By setting a conservative slant on the Gamma model has come in handy for the season sims because, since it effectively imposes a regression to the mean and brings all the teams closer together (awwww) it actually gives more credence to outliers to show up in the mix.
(Regressing ratings to the mean is a pretty common practice in ratings systems, in that it is applied in the off-season before the competition begins afresh. Weirdly, though, I don’t actually do that; For each new season, I reset the seed ratings based on the home-and-away performances from the previous season. This is done by weighting the for and against totals by halving the scores from the matches where the clubs met twice in the season.)
All of this is still a work in progress, for instance, now I’ve gotten to this point, I would like to work out and account co-variance – since once GRAFT emits the two teams’ expected scores for the Gamma curves, those two curves are independent, which is not quite how footy works – like, you can’t have both teams scoring at the same time.

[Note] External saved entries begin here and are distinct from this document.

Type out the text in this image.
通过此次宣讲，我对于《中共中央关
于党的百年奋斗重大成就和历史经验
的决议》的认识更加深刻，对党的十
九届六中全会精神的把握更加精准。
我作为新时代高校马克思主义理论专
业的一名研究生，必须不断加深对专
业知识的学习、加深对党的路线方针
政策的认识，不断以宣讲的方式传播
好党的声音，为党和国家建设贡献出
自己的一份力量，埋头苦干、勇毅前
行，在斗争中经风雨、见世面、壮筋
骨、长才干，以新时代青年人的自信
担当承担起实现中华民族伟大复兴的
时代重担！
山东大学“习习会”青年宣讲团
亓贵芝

I think that will be quite tricky to work out but it’s the next logical step as far as improving the model.
In the meantime, the current version is set and being put into practice for match-by-match “predictions” and season projections. I’m really at the next stage of this, which is devising visualisations that I hope will be informative and intuitive, without being too misleading.
Of course at the moment I have spammed a bunch of numbers under each match info box, but it seems like maybe it’s too much? Anyway. This thing is pretty much a hobby for me (the site is low traffic so my bills are modest) and I get as much fun working out the design part of it and coming up with weird charts as much as the heavy maths.
And just in case you’re wondering, if I’m watching or listening to a game, I don’t even really think about this stuff. I just turn into every other moron yelling baaaaawl (actually I’m probably more “WHAT THE HELL WAS THAT FREE FOR”), have a bit of a laugh if something stupid happens, and then at the end of the game, that’s when I put the numbers in and turn the handle and have a look at what comes out the end.